While it may not be terribly apparent to many of us, the fact is, insect populations around the world are in severe decline. As much attention has been brought to the bees and our monarch butterflies as of recently, the reality is; most insect species are also at risk.
Independent studies from across the globe are noticing the same findings as our population continues to grow and our farming and agricultural practices, in some areas, continue to worsen. Primarily linked to the use of insecticides and pesticides, the decline of our insects is one that will not only affect our birds but humans as well.
When insects die off or experience severe declines, they not only affect the animals that depend on them for food, their disappearance heavily affects the entire ecosystem. Services insects provide, such as pollination, are integral to the balance of the ecosystems of our beautiful planet.
As fewer plants and crops are pollinated naturally, we would subsequently be a victim of fewer quality crops to feed our livestock and ourselves.
When it comes to our birds, a 2010 study completed by a team of Canadian biologists suggested that North American bird species that depend on feeding themselves and their offspring with aerial insects have experienced declining chick survival rates than those that rely largely on seeds for nourishment.
Backed with data from the North American Breeding Bird Survey, the decline in bird populations that rely on insects is worrisome in itself.

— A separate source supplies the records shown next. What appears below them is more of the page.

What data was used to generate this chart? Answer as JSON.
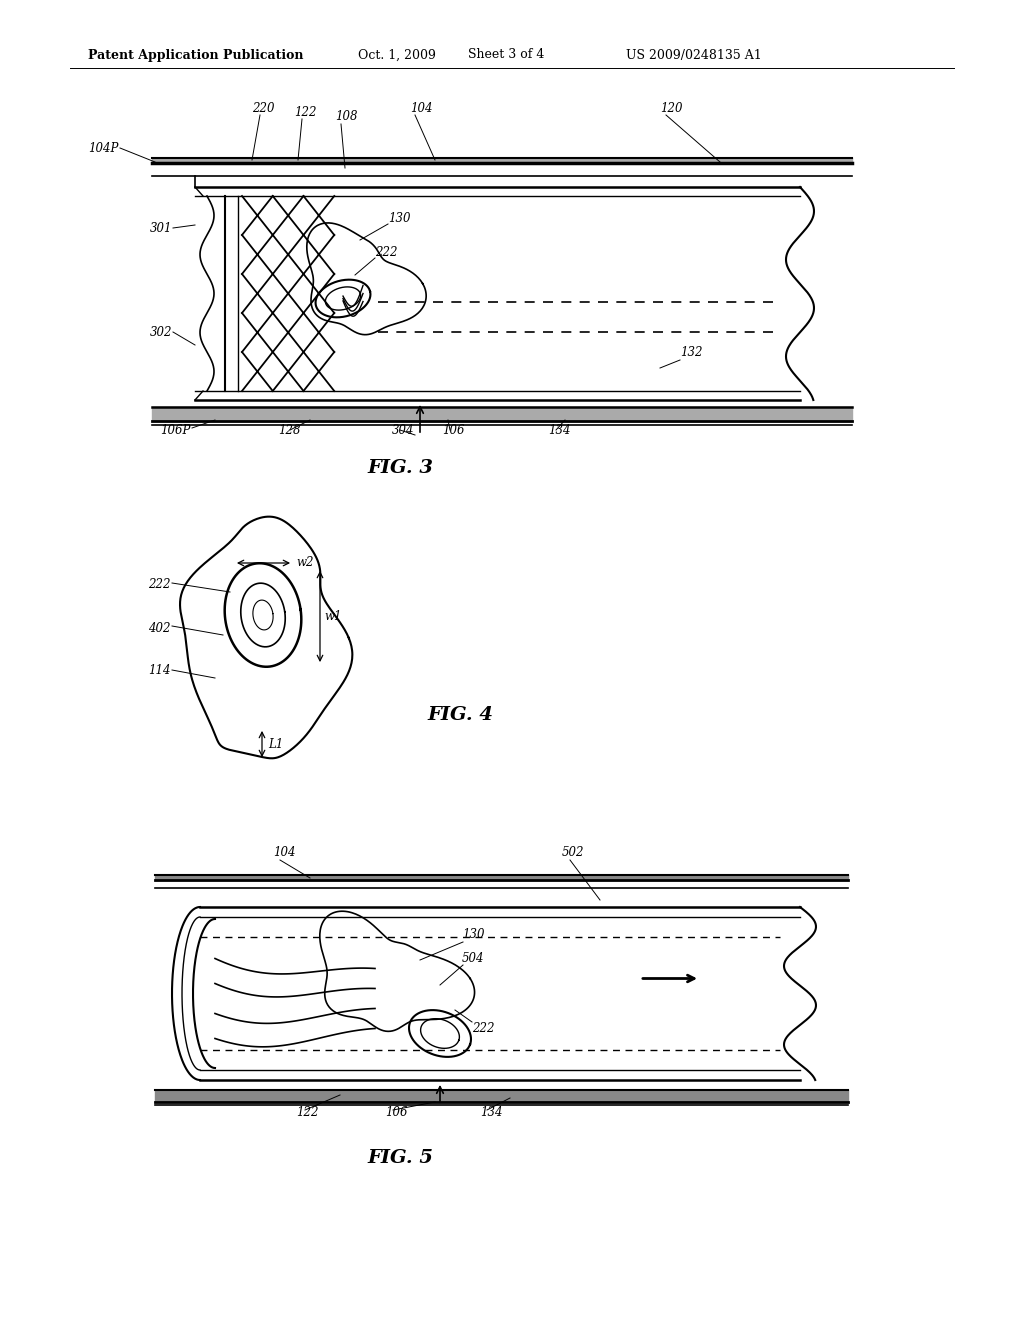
{
  "bg_color": "#ffffff",
  "header_text": "Patent Application Publication",
  "header_date": "Oct. 1, 2009",
  "header_sheet": "Sheet 3 of 4",
  "header_patent": "US 2009/0248135 A1",
  "text_color": "#000000",
  "line_color": "#000000"
}
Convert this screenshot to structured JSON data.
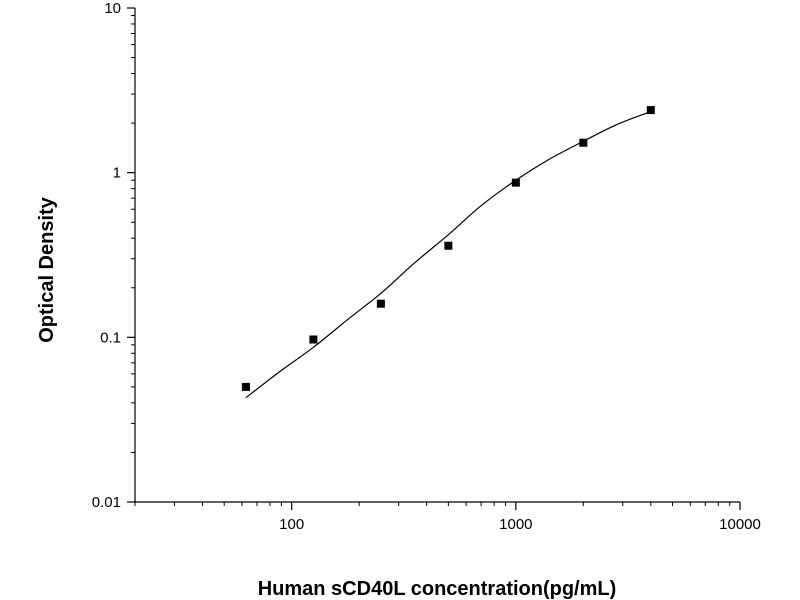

While there are an estimated 1 million species of recorded insects around the world, scientists believe we have only scratched the surface on estimate populations. Many hypotheses indicate upwards of 4 million insect species worldwide that have yet to be recorded.
As many of us can certainly be guilty of treating insects as pests, especially those of us who live in rural areas, scientists and biologists alike are urging the public of the risks associated with completely removing native species from any landscape.
As with anything in nature, whether it be native plants, animals or insects, we are all here for a reason and each plays a role in creating and maintaining a healthy ecosystem.